Nous arrivons ici au cœur de notre proposition. À partir de cette utilisation des technologies du web, une approche écologique des chaînes éditoriales peut être déployée à différents niveaux : une écologie par l’utilisation de logiciels et formats libres, une écologie par la programmation grâce à l’utilisation et la production d’objets ouverts, et enfin une approche plus matérielle de l’écologie basée sur le poids des publications et les besoins énergétiques de l’ensemble de la chaîne éditoriale. 

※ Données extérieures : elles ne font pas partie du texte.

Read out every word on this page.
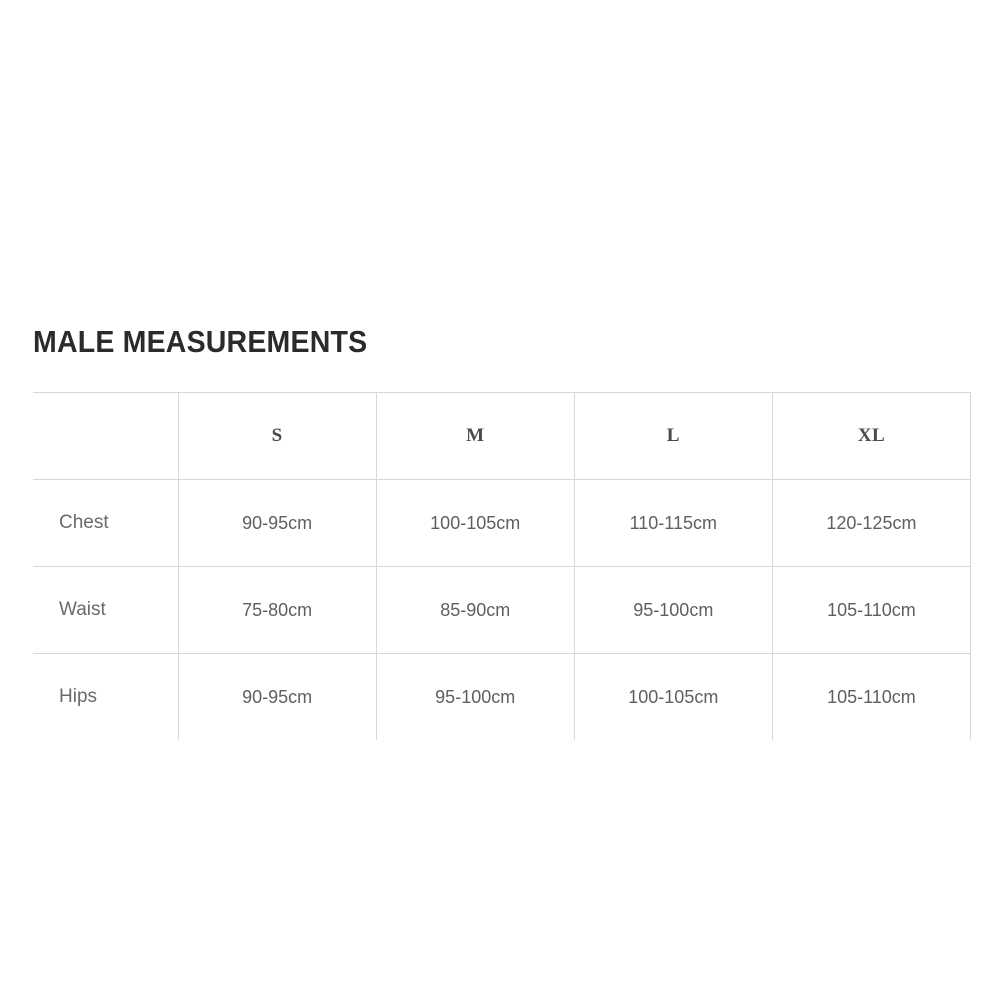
MALE MEASUREMENTS
	S	M	L	XL
Chest	90-95cm	100-105cm	110-115cm	120-125cm
Waist	75-80cm	85-90cm	95-100cm	105-110cm
Hips	90-95cm	95-100cm	100-105cm	105-110cm
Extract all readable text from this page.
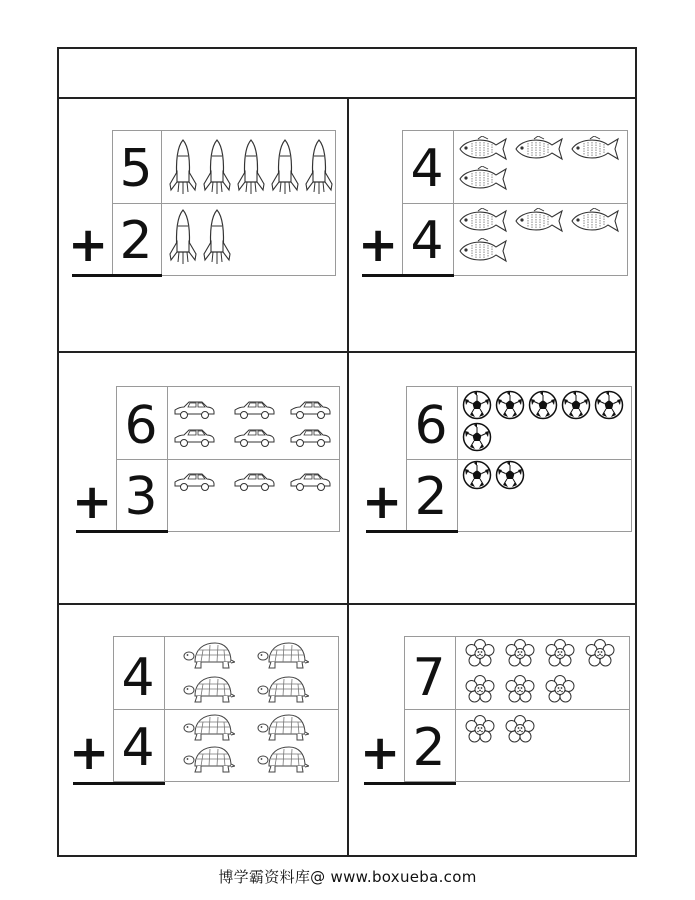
5
2
+
4
4
+
6
3
+
6
2
+
4
4
+
7
2
+
博学霸资料库@ www.boxueba.com
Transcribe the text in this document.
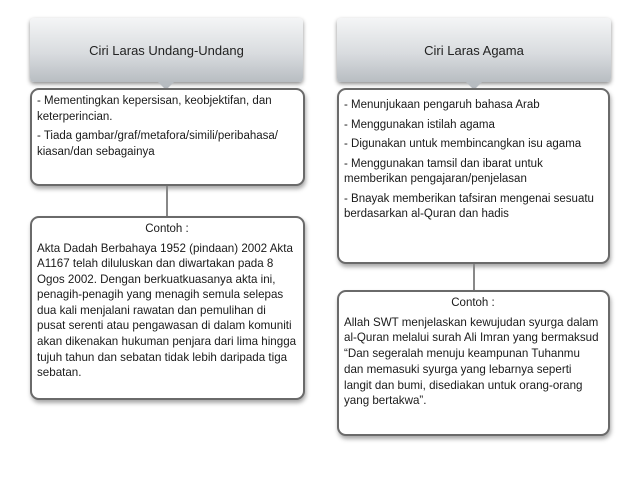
Ciri Laras Undang-Undang

- Mementingkan kepersisan, keobjektifan, dan keterperincian.

- Tiada gambar/graf/metafora/simili/peribahasa/ kiasan/dan sebagainya

Contoh :

Akta Dadah Berbahaya 1952 (pindaan) 2002 Akta A1167 telah diluluskan dan diwartakan pada 8 Ogos 2002. Dengan berkuatkuasanya akta ini, penagih-penagih yang menagih semula selepas dua kali menjalani rawatan dan pemulihan di pusat serenti atau pengawasan di dalam komuniti akan dikenakan hukuman penjara dari lima hingga tujuh tahun dan sebatan tidak lebih daripada tiga sebatan.

Ciri Laras Agama

- Menunjukaan pengaruh bahasa Arab

- Menggunakan istilah agama

- Digunakan untuk membincangkan isu agama

- Menggunakan tamsil dan ibarat untuk memberikan pengajaran/penjelasan

- Bnayak memberikan tafsiran mengenai sesuatu berdasarkan al-Quran dan hadis

Contoh :

Allah SWT menjelaskan kewujudan syurga dalam al-Quran melalui surah Ali Imran yang bermaksud “Dan segeralah menuju keampunan Tuhanmu dan memasuki syurga yang lebarnya seperti langit dan bumi, disediakan untuk orang-orang yang bertakwa”.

3. UNE ÉCOLOGIE PAR LE LIBRE : S’ÉMANCIPER DES LOGIQUES PROPRIÉTAIRES 

Comme nous l’avons déjà vu, les chaînes éditoriales sont globalement dominées par des logiciels de traitement de texte et des logiciels de publication assistée par ordinateur propriétaires (Microsoft Word, la suite Adobe, etc.). Suite à l’apparition de la publication numérique (EPUB, application dédiée, site web, etc.) de nombreux acteurs se sont emparés du marché pour proposer davantage de logiciels facilitant la création graphique et interactive. Or, les logiciels propriétaires posent de nombreux problèmes liés à l’interopérabilité des données et à leur pérennité – voire même quant à la pérennité des logiciels eux-mêmes. Ces problèmes sont non seulement techniques mais aussi politiques. 

3.1. Des enjeux politiques et économiques 

Les logiciels propriétaires sont le plus souvent vendus, édités et mis à jour par de grandes entreprises multinationales ayant leurs propres logiques politiques et économiques. Les utilisateurs doivent alors se plier aux règles d’utilisation et aux évolutions que ces structures économiques leur imposent. Ainsi, les systèmes par abonnements de plus en plus nombreux et les offres basées sur le cloud posent non seulement la question de la prolétarisation de leurs utilisateurs (qui louent littéralement leurs outils de travail[19]), mais aussi celle de la sécurité et de la pérennité des données. Les exemples ne manquent pas. 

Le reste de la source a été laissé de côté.